La gran clave es prevenir y cuidar nuestro sistema inmunitario
Algunos expertos aseguran que los estragos de la Covid-19 durarán años, ya sea de manera directa, mediante la presencia y los efectos del actual coronavirus u otras variantes futuras, o indirecta, afectando gravemente a nuestra forma de vida en el ámbito social, laboral, económico... Sin embargo, por más duro y penoso que resulte todo, no nos queda otra que resistir y levantarnos, pero procurando aprobar la lección correspondiente a la prevención, lección que, una vez más, se ha suspendido en todos sus niveles.
Tal como expliqué en mi anterior artículo Superficialidad, el caldo de cultivo de nuestros grandes males, se ha normalizado el hecho de que cada año mueran 40 millones de personas en el mundo debido a las enfermedades del bienestar (el equivalente al 70% de muertes en todo el mundo). Y, los que no mueren (que son aún muchos millones más), sufren estas enfermedades en formato crónico (lo que es considerado un éxito médico porque así alargan la vida), polimedicados y convertidos en pacientes de riesgo. Trastornos pulmonares, metabólicos, autoinmunes o inflamatorios, enfermedades como la diabetes, Alzheimer, cáncer..., forman parte de este siniestro grupo de enfermedades del bienestar, en el que destacan los trastornos cardiovasculares como primera causa de muerte a nivel mundial.
Respecto a estos últimos, el eminente cardiólogo Valentín Fuster, en su libro "La ciencia de la salud", reflexiona sobre la paradoja que supone que se esté incrementando el número de fallecimientos por trastornos cardiovasculares cuando la medicina dispone de mayores conocimientos y mejores tratamientos que nunca. Afirma que esto refleja el fracaso de la prevención. Un fracaso que bien puede extrapolarse al resto de las enfermedades del bienestar.

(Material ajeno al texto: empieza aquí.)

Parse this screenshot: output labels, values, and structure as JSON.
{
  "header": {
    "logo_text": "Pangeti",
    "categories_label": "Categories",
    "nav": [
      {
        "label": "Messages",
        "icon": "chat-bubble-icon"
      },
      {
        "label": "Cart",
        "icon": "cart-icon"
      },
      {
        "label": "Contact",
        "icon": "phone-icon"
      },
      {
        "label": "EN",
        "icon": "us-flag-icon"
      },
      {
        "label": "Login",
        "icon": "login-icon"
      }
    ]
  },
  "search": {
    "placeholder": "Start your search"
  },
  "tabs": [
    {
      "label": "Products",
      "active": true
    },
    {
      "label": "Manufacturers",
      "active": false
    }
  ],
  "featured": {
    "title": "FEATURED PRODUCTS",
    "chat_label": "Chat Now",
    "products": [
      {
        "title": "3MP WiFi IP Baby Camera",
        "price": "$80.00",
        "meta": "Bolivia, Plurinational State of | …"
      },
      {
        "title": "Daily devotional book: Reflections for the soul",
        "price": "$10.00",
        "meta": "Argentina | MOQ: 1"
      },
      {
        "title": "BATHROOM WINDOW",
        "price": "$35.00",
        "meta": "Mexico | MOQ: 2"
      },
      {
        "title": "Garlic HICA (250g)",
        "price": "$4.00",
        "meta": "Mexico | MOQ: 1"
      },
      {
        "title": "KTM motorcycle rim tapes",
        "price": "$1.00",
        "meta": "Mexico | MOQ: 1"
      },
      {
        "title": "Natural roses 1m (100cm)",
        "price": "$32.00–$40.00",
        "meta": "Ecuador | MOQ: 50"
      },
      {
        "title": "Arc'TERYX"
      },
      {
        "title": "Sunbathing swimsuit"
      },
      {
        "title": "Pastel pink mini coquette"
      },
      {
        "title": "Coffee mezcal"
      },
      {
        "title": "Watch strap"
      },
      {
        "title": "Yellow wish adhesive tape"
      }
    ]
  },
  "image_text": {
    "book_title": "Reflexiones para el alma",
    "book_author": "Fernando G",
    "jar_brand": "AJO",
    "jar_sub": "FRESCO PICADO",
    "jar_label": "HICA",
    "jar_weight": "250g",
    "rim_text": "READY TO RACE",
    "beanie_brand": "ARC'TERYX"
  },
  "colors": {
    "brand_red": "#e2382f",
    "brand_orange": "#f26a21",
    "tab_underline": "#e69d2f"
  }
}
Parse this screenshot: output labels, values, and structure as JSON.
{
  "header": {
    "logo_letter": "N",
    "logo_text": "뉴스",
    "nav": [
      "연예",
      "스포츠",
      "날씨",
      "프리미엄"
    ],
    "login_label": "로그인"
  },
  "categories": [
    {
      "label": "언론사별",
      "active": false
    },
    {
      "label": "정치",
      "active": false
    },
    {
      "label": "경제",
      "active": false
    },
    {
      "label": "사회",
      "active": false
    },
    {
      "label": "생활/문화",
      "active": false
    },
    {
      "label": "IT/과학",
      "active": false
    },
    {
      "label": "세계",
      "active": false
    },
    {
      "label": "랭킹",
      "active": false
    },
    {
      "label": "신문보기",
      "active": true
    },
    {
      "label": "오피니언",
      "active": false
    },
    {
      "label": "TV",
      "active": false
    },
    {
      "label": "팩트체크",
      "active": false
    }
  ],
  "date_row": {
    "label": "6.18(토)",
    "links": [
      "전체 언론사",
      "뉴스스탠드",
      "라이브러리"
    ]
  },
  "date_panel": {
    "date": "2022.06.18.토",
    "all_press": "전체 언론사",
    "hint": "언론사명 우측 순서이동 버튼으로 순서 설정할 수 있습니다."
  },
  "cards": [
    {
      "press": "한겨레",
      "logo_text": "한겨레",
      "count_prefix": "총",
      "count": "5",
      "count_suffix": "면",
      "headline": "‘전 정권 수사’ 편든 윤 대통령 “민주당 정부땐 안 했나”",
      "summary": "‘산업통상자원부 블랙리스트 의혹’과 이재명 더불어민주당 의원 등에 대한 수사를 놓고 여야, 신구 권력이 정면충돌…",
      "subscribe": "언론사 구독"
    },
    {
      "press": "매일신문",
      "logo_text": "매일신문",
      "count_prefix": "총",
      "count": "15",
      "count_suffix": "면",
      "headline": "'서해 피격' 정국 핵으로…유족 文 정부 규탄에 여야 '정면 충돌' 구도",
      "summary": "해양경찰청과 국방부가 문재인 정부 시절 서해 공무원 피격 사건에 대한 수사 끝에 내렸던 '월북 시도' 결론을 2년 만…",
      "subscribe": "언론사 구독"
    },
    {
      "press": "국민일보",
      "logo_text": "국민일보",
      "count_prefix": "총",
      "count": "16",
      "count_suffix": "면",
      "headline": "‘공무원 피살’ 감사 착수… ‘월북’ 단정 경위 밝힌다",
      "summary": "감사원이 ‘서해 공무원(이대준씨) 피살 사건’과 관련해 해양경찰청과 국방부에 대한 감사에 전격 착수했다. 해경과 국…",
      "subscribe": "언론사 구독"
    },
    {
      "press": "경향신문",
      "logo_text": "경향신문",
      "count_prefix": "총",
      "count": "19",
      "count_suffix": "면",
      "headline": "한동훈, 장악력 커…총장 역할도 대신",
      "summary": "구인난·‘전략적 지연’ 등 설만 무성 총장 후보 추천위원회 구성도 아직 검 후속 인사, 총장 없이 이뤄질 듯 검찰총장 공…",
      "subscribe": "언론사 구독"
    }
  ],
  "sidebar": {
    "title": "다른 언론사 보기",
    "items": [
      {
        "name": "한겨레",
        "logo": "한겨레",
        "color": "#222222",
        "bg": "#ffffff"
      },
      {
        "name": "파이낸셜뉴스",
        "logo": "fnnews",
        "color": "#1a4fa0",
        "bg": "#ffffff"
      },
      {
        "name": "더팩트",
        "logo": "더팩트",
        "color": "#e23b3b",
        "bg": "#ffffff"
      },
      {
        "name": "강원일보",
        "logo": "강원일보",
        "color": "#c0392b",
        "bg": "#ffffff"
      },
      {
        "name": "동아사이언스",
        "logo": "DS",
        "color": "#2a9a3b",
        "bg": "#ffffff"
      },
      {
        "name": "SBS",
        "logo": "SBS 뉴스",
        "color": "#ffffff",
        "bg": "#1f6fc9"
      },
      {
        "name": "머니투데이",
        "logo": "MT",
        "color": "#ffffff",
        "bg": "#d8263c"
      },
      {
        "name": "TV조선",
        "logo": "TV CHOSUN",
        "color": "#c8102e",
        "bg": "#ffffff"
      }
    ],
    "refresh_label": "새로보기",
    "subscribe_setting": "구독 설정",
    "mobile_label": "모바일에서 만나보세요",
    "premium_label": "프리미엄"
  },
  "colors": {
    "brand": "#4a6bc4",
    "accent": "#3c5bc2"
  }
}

Pero hay otra gran paradoja. Reputados médicos y altos responsables sanitarios de todo el mundo han afirmado y reconocido repetidamente en diversos foros internacionales, que la mayoría de las enfermedades del bienestar son evitables mediante la adopción de hábitos más saludables, especialmente nutricionales y ejercicio físico. Sin embargo, a pesar de saberlo, cada vez se medica más a la gente en lugar de tratar de cambiar y mejorar sus hábitos de salud. Como consecuencia, se mantiene a una gran parte de la población en una situación proinflamatoria permanente como si fuera algo normal e inevitable, convirtiéndolas en personas de riesgo, pasivas y sometidas al control y la dependencia farmacológica, cuando en realidad, en su mayoría, podrían mejorar y rebajar su condición de personas de riesgo. Si se actuara preventivamente ante esta situación crónica generalizada, mejorando el nivel real de salud general de la población, no se acabaría con la Covid-19 directamente, pero habría menos enfermos (sintomáticos) y, por supuesto, muchos menos muertos.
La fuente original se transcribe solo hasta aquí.